Games research has been pushing the boundaries of what Artificial Intelligence can do and beating expert players at their respective games. The next important challenge is improvisational storytelling in open worlds. Storytelling is an important form of human communication, yet it is often missing in conversational agents. While older storytelling systems were constrained in the types of stories that they could tell, state-of-the-art storytelling systems often favor grammatical sentences over coherence. My approach uses linguistic features to abstract sentences into an event representation and addresses causality through a “bootstrapped” deep reinforcement learner (DRL).

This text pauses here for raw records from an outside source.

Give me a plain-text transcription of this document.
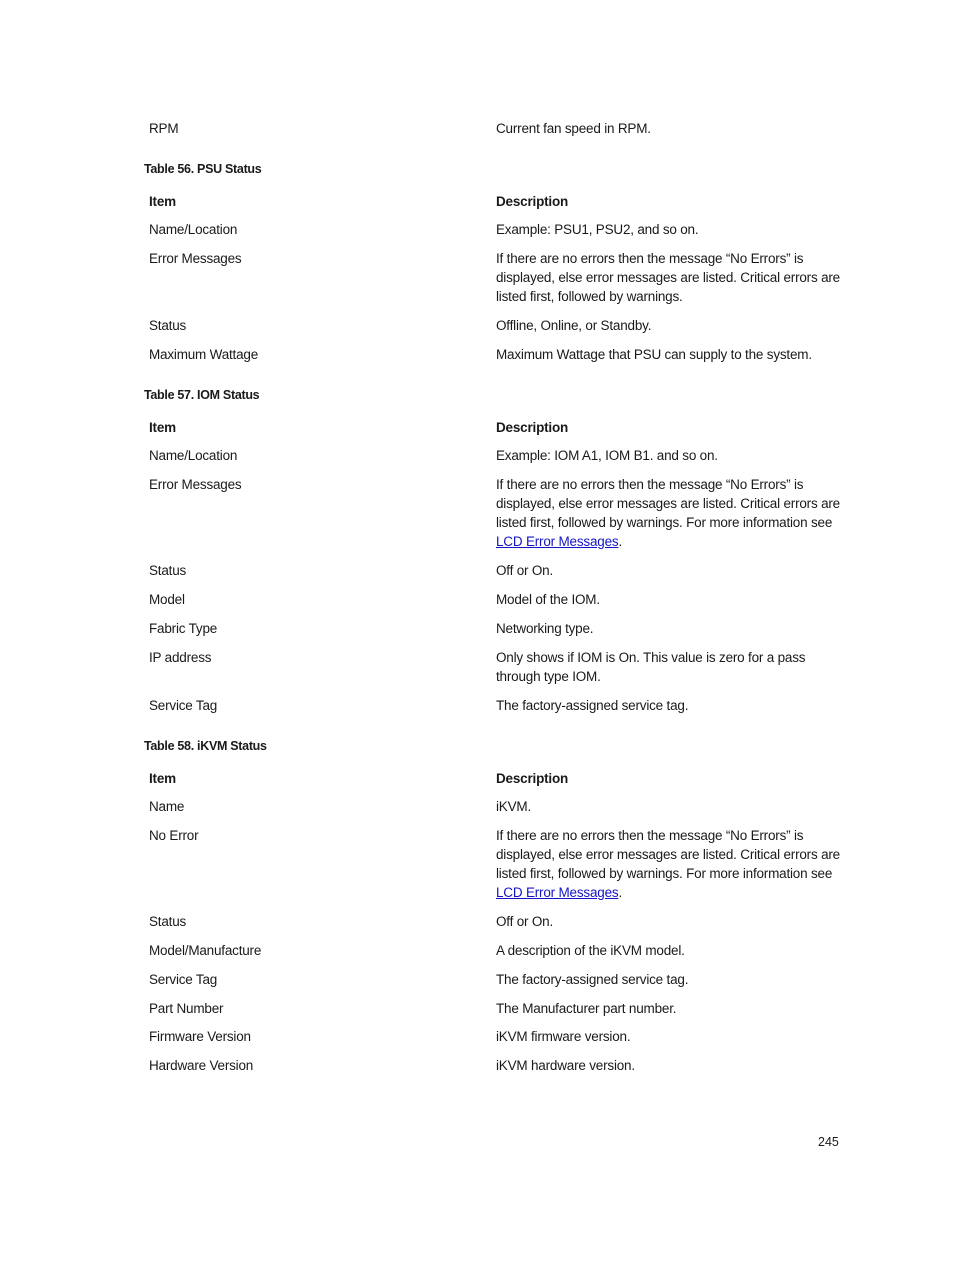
RPM	Current fan speed in RPM.
Table 56. PSU Status
Item	Description
Name/Location	Example: PSU1, PSU2, and so on.
Error Messages	If there are no errors then the message “No Errors” is displayed, else error messages are listed. Critical errors are listed first, followed by warnings.
Status	Offline, Online, or Standby.
Maximum Wattage	Maximum Wattage that PSU can supply to the system.
Table 57. IOM Status
Item	Description
Name/Location	Example: IOM A1, IOM B1. and so on.
Error Messages	If there are no errors then the message “No Errors” is displayed, else error messages are listed. Critical errors are listed first, followed by warnings. For more information see LCD Error Messages.
Status	Off or On.
Model	Model of the IOM.
Fabric Type	Networking type.
IP address	Only shows if IOM is On. This value is zero for a pass through type IOM.
Service Tag	The factory-assigned service tag.
Table 58. iKVM Status
Item	Description
Name	iKVM.
No Error	If there are no errors then the message “No Errors” is displayed, else error messages are listed. Critical errors are listed first, followed by warnings. For more information see LCD Error Messages.
Status	Off or On.
Model/Manufacture	A description of the iKVM model.
Service Tag	The factory-assigned service tag.
Part Number	The Manufacturer part number.
Firmware Version	iKVM firmware version.
Hardware Version	iKVM hardware version.
245
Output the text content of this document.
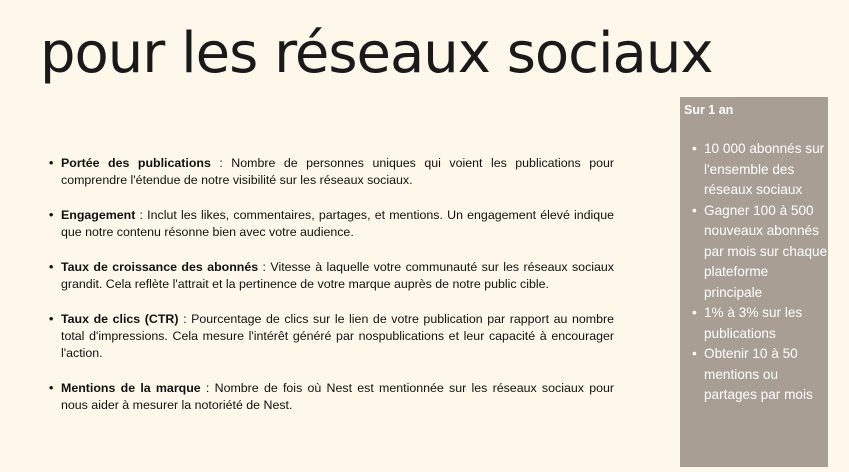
pour les réseaux sociaux
• Portée des publications : Nombre de personnes uniques qui voient les publications pour comprendre l'étendue de notre visibilité sur les réseaux sociaux.
• Engagement : Inclut les likes, commentaires, partages, et mentions. Un engagement élevé indique que notre contenu résonne bien avec votre audience.
• Taux de croissance des abonnés : Vitesse à laquelle votre communauté sur les réseaux sociaux grandit. Cela reflète l'attrait et la pertinence de votre marque auprès de notre public cible.
• Taux de clics (CTR) : Pourcentage de clics sur le lien de votre publication par rapport au nombre total d'impressions. Cela mesure l'intérêt généré par nospublications et leur capacité à encourager l'action.
• Mentions de la marque : Nombre de fois où Nest est mentionnée sur les réseaux sociaux pour nous aider à mesurer la notoriété de Nest.

Sur 1 an

• 10 000 abonnés sur l'ensemble des réseaux sociaux
• Gagner 100 à 500 nouveaux abonnés par mois sur chaque plateforme principale
• 1% à 3% sur les publications
• Obtenir 10 à 50 mentions ou partages par mois
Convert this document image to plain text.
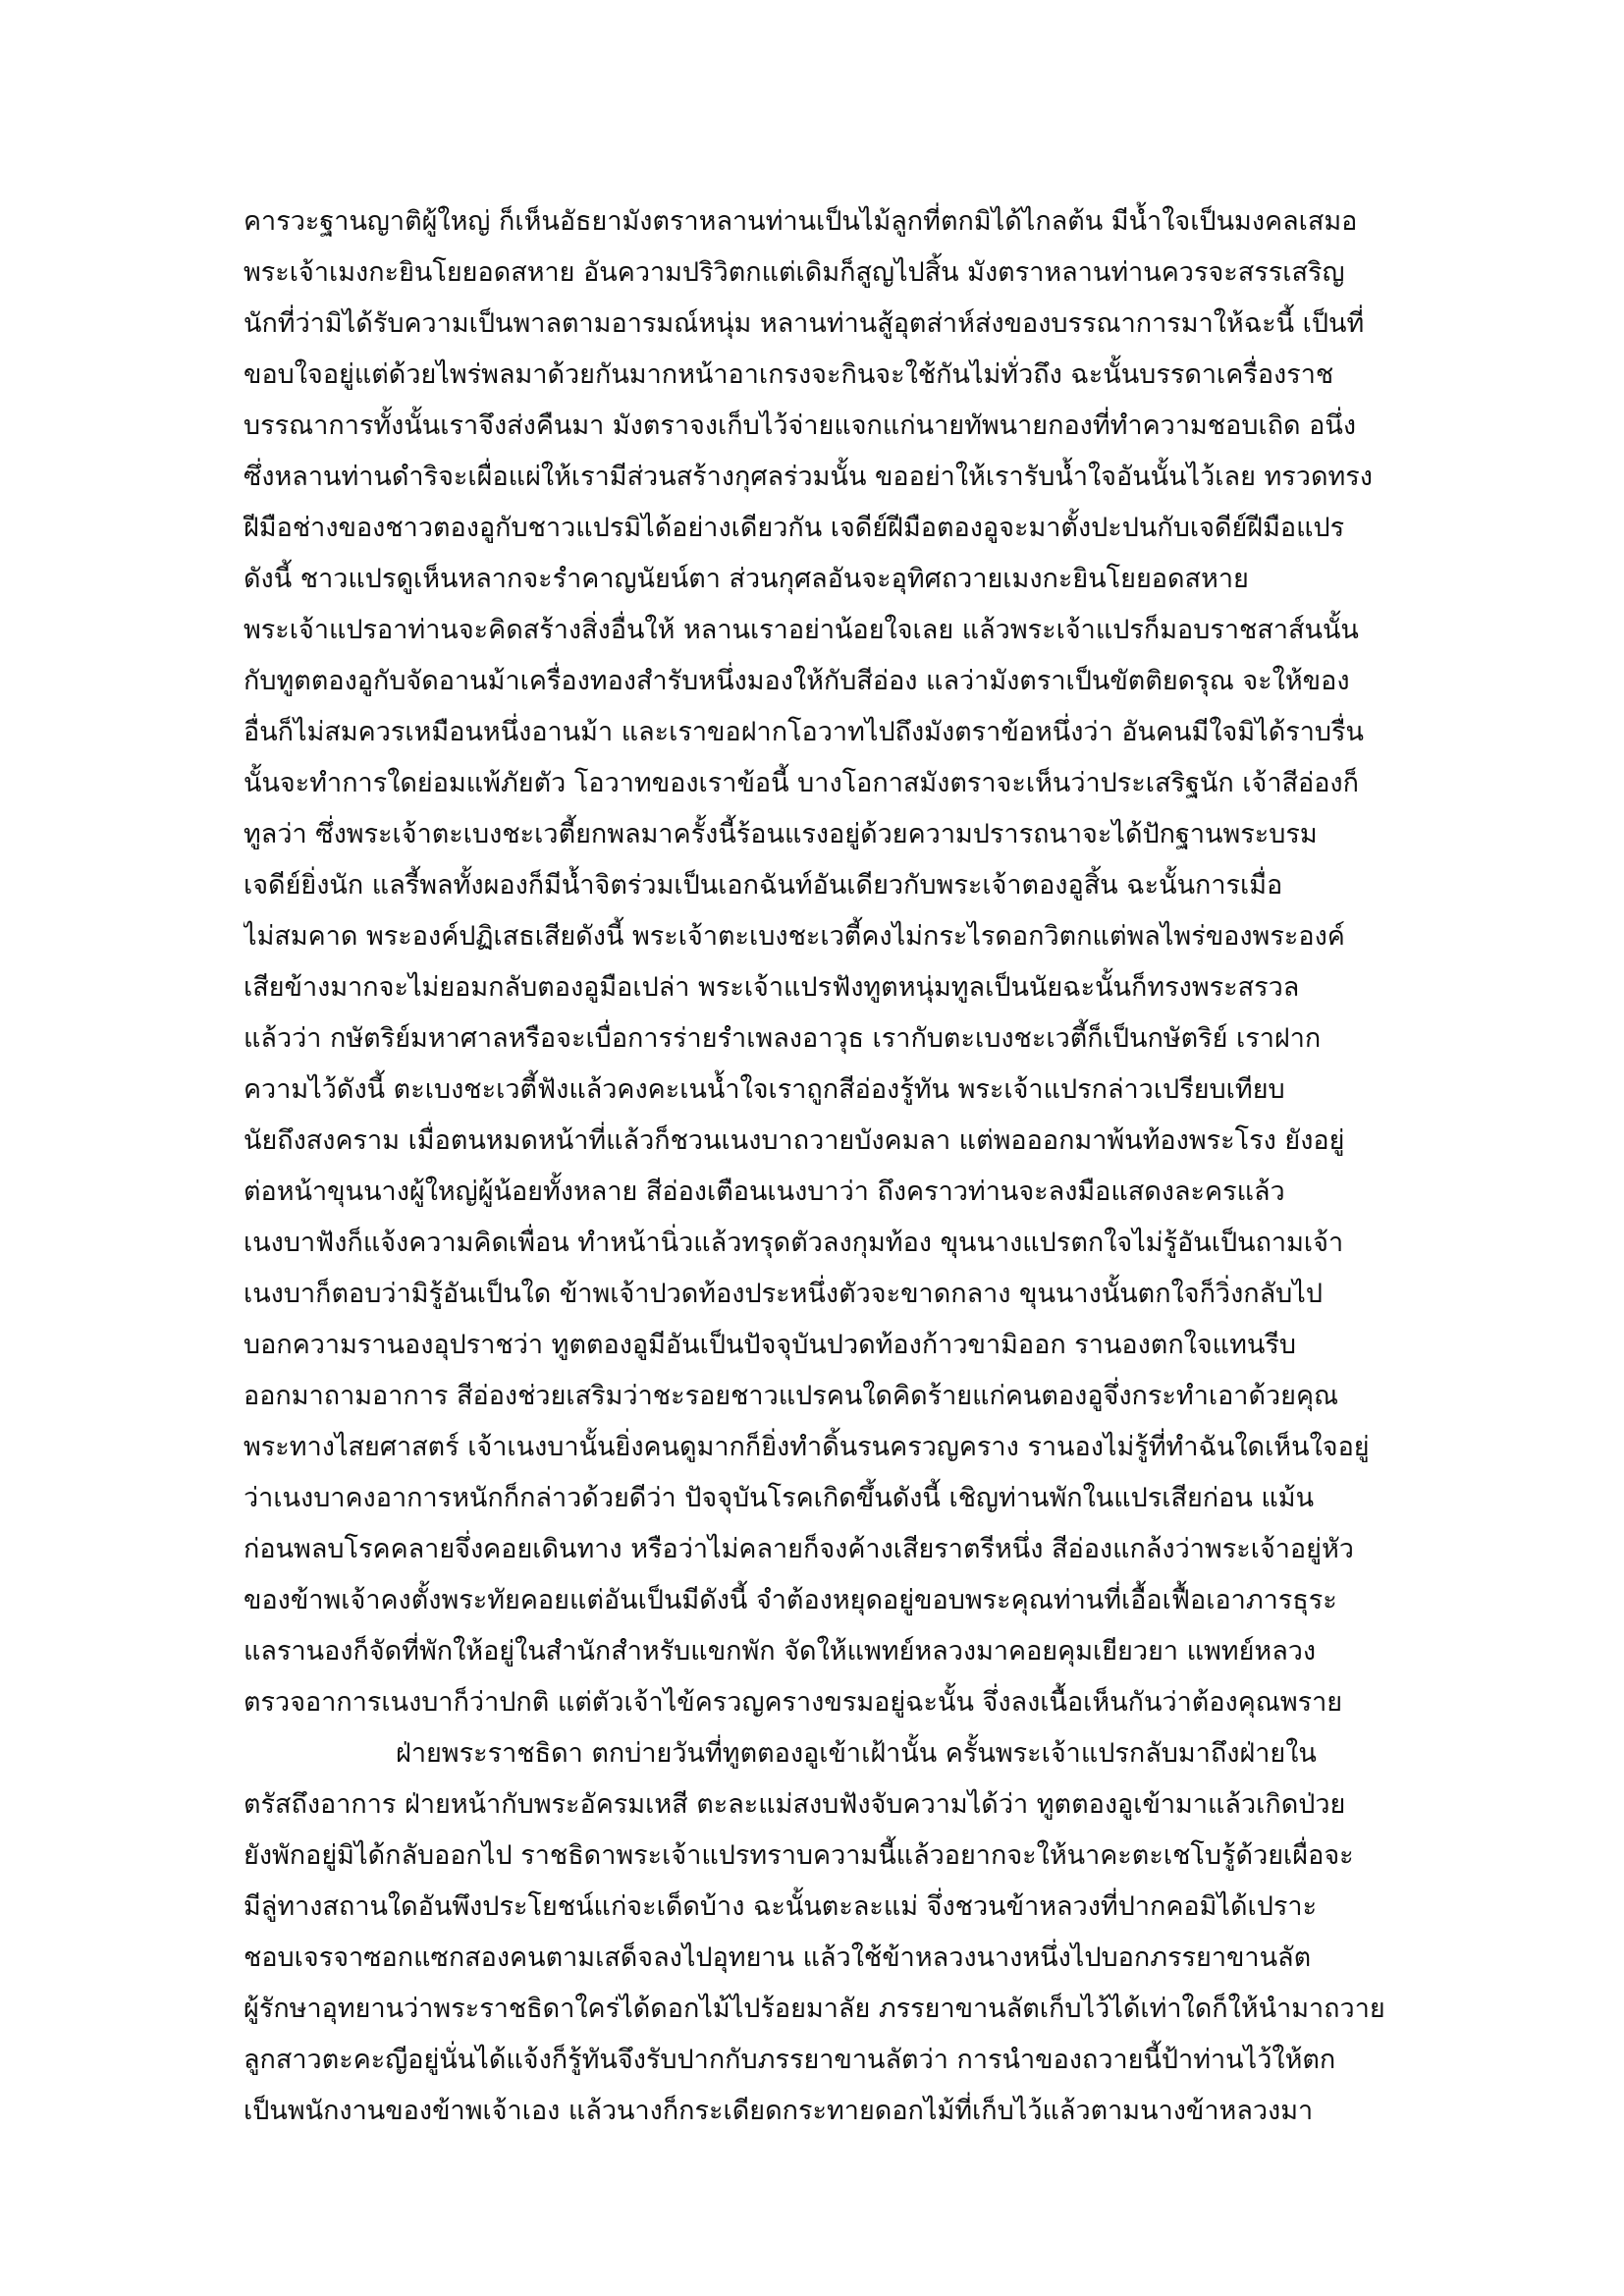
คารวะฐานญาติผู้ใหญ่ ก็เห็นอัธยามังตราหลานท่านเป็นไม้ลูกที่ตกมิได้ไกลต้น มีน้ำใจเป็นมงคลเสมอ
พระเจ้าเมงกะยินโยยอดสหาย อันความปริวิตกแต่เดิมก็สูญไปสิ้น มังตราหลานท่านควรจะสรรเสริญ
นักที่ว่ามิได้รับความเป็นพาลตามอารมณ์หนุ่ม หลานท่านสู้อุตส่าห์ส่งของบรรณาการมาให้ฉะนี้ เป็นที่
ขอบใจอยู่แต่ด้วยไพร่พลมาด้วยกันมากหน้าอาเกรงจะกินจะใช้กันไม่ทั่วถึง ฉะนั้นบรรดาเครื่องราช
บรรณาการทั้งนั้นเราจึงส่งคืนมา มังตราจงเก็บไว้จ่ายแจกแก่นายทัพนายกองที่ทำความชอบเถิด อนึ่ง
ซึ่งหลานท่านดำริจะเผื่อแผ่ให้เรามีส่วนสร้างกุศลร่วมนั้น ขออย่าให้เรารับน้ำใจอันนั้นไว้เลย ทรวดทรง
ฝีมือช่างของชาวตองอูกับชาวแปรมิได้อย่างเดียวกัน เจดีย์ฝีมือตองอูจะมาตั้งปะปนกับเจดีย์ฝีมือแปร
ดังนี้ ชาวแปรดูเห็นหลากจะรำคาญนัยน์ตา ส่วนกุศลอันจะอุทิศถวายเมงกะยินโยยอดสหาย
พระเจ้าแปรอาท่านจะคิดสร้างสิ่งอื่นให้ หลานเราอย่าน้อยใจเลย แล้วพระเจ้าแปรก็มอบราชสาส์นนั้น
กับทูตตองอูกับจัดอานม้าเครื่องทองสำรับหนึ่งมองให้กับสีอ่อง แลว่ามังตราเป็นขัตติยดรุณ จะให้ของ
อื่นก็ไม่สมควรเหมือนหนึ่งอานม้า และเราขอฝากโอวาทไปถึงมังตราข้อหนึ่งว่า อันคนมีใจมิได้ราบรื่น
นั้นจะทำการใดย่อมแพ้ภัยตัว โอวาทของเราข้อนี้ บางโอกาสมังตราจะเห็นว่าประเสริฐนัก เจ้าสีอ่องก็
ทูลว่า ซึ่งพระเจ้าตะเบงชะเวตี้ยกพลมาครั้งนี้ร้อนแรงอยู่ด้วยความปรารถนาจะได้ปักฐานพระบรม
เจดีย์ยิ่งนัก แลรี้พลทั้งผองก็มีน้ำจิตร่วมเป็นเอกฉันท์อันเดียวกับพระเจ้าตองอูสิ้น ฉะนั้นการเมื่อ
ไม่สมคาด พระองค์ปฏิเสธเสียดังนี้ พระเจ้าตะเบงชะเวตี้คงไม่กระไรดอกวิตกแต่พลไพร่ของพระองค์
เสียข้างมากจะไม่ยอมกลับตองอูมือเปล่า พระเจ้าแปรฟังทูตหนุ่มทูลเป็นนัยฉะนั้นก็ทรงพระสรวล
แล้วว่า กษัตริย์มหาศาลหรือจะเบื่อการร่ายรำเพลงอาวุธ เรากับตะเบงชะเวตี้ก็เป็นกษัตริย์ เราฝาก
ความไว้ดังนี้ ตะเบงชะเวตี้ฟังแล้วคงคะเนน้ำใจเราถูกสีอ่องรู้ทัน พระเจ้าแปรกล่าวเปรียบเทียบ
นัยถึงสงคราม เมื่อตนหมดหน้าที่แล้วก็ชวนเนงบาถวายบังคมลา แต่พอออกมาพ้นท้องพระโรง ยังอยู่
ต่อหน้าขุนนางผู้ใหญ่ผู้น้อยทั้งหลาย สีอ่องเตือนเนงบาว่า ถึงคราวท่านจะลงมือแสดงละครแล้ว
เนงบาฟังก็แจ้งความคิดเพื่อน ทำหน้านิ่วแล้วทรุดตัวลงกุมท้อง ขุนนางแปรตกใจไม่รู้อันเป็นถามเจ้า
เนงบาก็ตอบว่ามิรู้อันเป็นใด ข้าพเจ้าปวดท้องประหนึ่งตัวจะขาดกลาง ขุนนางนั้นตกใจก็วิ่งกลับไป
บอกความรานองอุปราชว่า ทูตตองอูมีอันเป็นปัจจุบันปวดท้องก้าวขามิออก รานองตกใจแทนรีบ
ออกมาถามอาการ สีอ่องช่วยเสริมว่าชะรอยชาวแปรคนใดคิดร้ายแก่คนตองอูจึ่งกระทำเอาด้วยคุณ
พระทางไสยศาสตร์ เจ้าเนงบานั้นยิ่งคนดูมากก็ยิ่งทำดิ้นรนครวญคราง รานองไม่รู้ที่ทำฉันใดเห็นใจอยู่
ว่าเนงบาคงอาการหนักก็กล่าวด้วยดีว่า ปัจจุบันโรคเกิดขึ้นดังนี้ เชิญท่านพักในแปรเสียก่อน แม้น
ก่อนพลบโรคคลายจึ่งคอยเดินทาง หรือว่าไม่คลายก็จงค้างเสียราตรีหนึ่ง สีอ่องแกล้งว่าพระเจ้าอยู่หัว
ของข้าพเจ้าคงตั้งพระทัยคอยแต่อันเป็นมีดังนี้ จำต้องหยุดอยู่ขอบพระคุณท่านที่เอื้อเฟื้อเอาภารธุระ
แลรานองก็จัดที่พักให้อยู่ในสำนักสำหรับแขกพัก จัดให้แพทย์หลวงมาคอยคุมเยียวยา แพทย์หลวง
ตรวจอาการเนงบาก็ว่าปกติ แต่ตัวเจ้าไข้ครวญครางขรมอยู่ฉะนั้น จึ่งลงเนื้อเห็นกันว่าต้องคุณพราย
ฝ่ายพระราชธิดา ตกบ่ายวันที่ทูตตองอูเข้าเฝ้านั้น ครั้นพระเจ้าแปรกลับมาถึงฝ่ายใน
ตรัสถึงอาการ ฝ่ายหน้ากับพระอัครมเหสี ตะละแม่สงบฟังจับความได้ว่า ทูตตองอูเข้ามาแล้วเกิดป่วย
ยังพักอยู่มิได้กลับออกไป ราชธิดาพระเจ้าแปรทราบความนี้แล้วอยากจะให้นาคะตะเชโบรู้ด้วยเผื่อจะ
มีลู่ทางสถานใดอันพึงประโยชน์แก่จะเด็ดบ้าง ฉะนั้นตะละแม่ จึ่งชวนข้าหลวงที่ปากคอมิได้เปราะ
ชอบเจรจาซอกแซกสองคนตามเสด็จลงไปอุทยาน แล้วใช้ข้าหลวงนางหนึ่งไปบอกภรรยาขานลัต
ผู้รักษาอุทยานว่าพระราชธิดาใคร่ได้ดอกไม้ไปร้อยมาลัย ภรรยาขานลัตเก็บไว้ได้เท่าใดก็ให้นำมาถวาย
ลูกสาวตะคะญีอยู่นั่นได้แจ้งก็รู้ทันจึงรับปากกับภรรยาขานลัตว่า การนำของถวายนี้ป้าท่านไว้ให้ตก
เป็นพนักงานของข้าพเจ้าเอง แล้วนางก็กระเดียดกระทายดอกไม้ที่เก็บไว้แล้วตามนางข้าหลวงมา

By separating events from the surface level of the sentence, I concentrate on coherence separately from grammar and provide a flexible, low-level representation which increases the types of stories told. The DRL steers the story toward a specified goal while pulling in external information to determine what events are valid. My thesis combines classical & neural AI methods and looks at how they improve improvisational story generation. Specifically, I look at the generation of event sequences, using human feedback and automated metrics to determine the quality of the story plots.